1961年の松竹映画です。
有馬稲子の映画を見たくて買いました。
高知県の事故多発する断崖絶壁の曲がりくねった道路を走るバスの運転手が佐田啓二、車掌が倍賞千恵子、佐田啓二のもとの恋人が有馬稲子です。
いちおう「青春恋愛もの」のようです。
アマゾンで、買った人の評を読みました。
4人が評を書いてます。
4人全員が、「青春恋愛」じゃなくて、なつかしいふるさとの今は廃止されたバス道路を見ることができて感激したと書いてます。
全員一致で「道路!」というのは珍しいと思います。
それだけでこの映画は値打ちあると思いました。
で、この映画を見て私もなつかしい道路だと思いました。
ふるさとじゃないのになつかしい。
ボンネット型のバスが出てきます。
バスファンが泣いて喜びそうなおんぼろボンネットバスです。
バスファンだけではなく「1960年ごろファン」も泣いて喜びそうな映画です。
ボンネット型のバスを見て思い出しました。
私が大学生1年生の時、大阪の町工場でアルバイトをしました。
1965年かな。
その工場には、四国中国九州の中学を卒業した若者が大勢働いてました。
高知出身の藤田さんという女性がいた。
彼女が、国に帰るのに国鉄とバスを乗り継ぐと言いました。
「バスでもこの辺を走ってるバスじゃないよ。

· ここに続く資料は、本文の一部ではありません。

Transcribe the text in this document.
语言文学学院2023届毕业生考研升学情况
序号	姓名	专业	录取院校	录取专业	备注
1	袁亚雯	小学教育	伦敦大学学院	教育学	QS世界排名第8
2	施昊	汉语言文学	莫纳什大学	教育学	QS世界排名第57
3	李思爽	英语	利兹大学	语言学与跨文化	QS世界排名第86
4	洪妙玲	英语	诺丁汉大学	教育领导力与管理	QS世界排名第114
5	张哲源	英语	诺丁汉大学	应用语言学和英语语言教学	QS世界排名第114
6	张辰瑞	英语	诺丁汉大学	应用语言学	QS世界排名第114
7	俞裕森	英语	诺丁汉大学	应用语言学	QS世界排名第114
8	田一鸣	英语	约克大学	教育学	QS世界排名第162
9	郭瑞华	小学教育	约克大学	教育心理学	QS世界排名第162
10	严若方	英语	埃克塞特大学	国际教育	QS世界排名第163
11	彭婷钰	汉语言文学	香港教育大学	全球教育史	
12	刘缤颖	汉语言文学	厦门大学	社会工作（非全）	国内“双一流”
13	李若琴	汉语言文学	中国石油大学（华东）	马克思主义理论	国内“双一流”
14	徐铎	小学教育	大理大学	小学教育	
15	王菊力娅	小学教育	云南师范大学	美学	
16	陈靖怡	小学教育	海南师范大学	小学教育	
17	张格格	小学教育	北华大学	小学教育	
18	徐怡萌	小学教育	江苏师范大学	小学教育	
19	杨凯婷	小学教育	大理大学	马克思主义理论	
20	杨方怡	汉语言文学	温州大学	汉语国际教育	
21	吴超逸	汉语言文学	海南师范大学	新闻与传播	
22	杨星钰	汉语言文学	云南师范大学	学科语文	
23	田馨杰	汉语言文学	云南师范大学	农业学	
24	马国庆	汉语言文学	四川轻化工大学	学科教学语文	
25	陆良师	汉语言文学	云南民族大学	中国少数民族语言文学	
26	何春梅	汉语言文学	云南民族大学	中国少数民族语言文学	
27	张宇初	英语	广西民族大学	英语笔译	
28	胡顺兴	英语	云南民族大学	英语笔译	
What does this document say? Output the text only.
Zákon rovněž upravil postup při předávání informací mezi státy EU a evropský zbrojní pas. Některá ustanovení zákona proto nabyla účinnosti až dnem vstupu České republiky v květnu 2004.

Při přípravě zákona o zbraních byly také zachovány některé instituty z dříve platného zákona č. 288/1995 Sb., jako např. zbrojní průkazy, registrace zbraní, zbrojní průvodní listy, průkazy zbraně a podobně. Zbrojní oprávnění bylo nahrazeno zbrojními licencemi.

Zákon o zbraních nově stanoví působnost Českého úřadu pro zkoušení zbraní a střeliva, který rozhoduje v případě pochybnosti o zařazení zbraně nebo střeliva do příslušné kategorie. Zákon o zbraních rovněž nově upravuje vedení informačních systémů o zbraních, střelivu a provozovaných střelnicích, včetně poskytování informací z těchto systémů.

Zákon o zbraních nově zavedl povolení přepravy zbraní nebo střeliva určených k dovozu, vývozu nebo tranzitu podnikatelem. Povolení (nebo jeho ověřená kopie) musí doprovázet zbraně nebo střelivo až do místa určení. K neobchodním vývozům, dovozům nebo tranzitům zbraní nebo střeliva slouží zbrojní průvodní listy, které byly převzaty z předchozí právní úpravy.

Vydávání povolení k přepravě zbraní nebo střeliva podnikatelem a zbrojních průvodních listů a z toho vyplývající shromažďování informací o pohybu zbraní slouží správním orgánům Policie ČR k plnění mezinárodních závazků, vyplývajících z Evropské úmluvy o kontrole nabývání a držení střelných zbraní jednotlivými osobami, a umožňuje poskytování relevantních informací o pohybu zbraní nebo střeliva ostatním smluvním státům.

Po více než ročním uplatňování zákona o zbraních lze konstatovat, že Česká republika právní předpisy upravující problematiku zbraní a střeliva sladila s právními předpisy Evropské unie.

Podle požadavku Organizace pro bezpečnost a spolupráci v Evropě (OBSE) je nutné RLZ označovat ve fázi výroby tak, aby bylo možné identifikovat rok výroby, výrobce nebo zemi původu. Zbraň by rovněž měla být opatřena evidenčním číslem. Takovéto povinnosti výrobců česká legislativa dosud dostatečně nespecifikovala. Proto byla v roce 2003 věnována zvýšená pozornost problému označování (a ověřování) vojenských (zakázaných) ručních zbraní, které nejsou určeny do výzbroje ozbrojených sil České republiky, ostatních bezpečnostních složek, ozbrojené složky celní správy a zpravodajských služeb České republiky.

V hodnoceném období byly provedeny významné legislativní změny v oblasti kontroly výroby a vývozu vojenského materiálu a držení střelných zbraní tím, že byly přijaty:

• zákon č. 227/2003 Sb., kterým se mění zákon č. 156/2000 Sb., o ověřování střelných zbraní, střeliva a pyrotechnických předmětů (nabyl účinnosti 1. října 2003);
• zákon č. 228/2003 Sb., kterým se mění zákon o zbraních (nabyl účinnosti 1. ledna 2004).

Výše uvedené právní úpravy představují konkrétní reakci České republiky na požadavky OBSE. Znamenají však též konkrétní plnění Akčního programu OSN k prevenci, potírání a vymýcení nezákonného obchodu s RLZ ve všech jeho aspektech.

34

ほら、あの犬みたいな形のバスじゃ」
ボンネット型のバスを「犬みたい」というのが新鮮に聞こえました。
その工場に、織田さんというおじさんがいた。
ある日、織田さんが藤田さんの後ろを通るとき、お尻をさわった。
藤田さんは大声で、「なんちゃ〜ね!織田さん!人の尻さわりよって!」と叫んだ。
「なんちゃ〜ね!」という叫びが新鮮に聞こえた。
久々に私の脳に聞きたい。
なぜ、真っ赤になって「なんちゃ〜ね!」と叫ぶ藤田さんの顔をおぼえているのだ。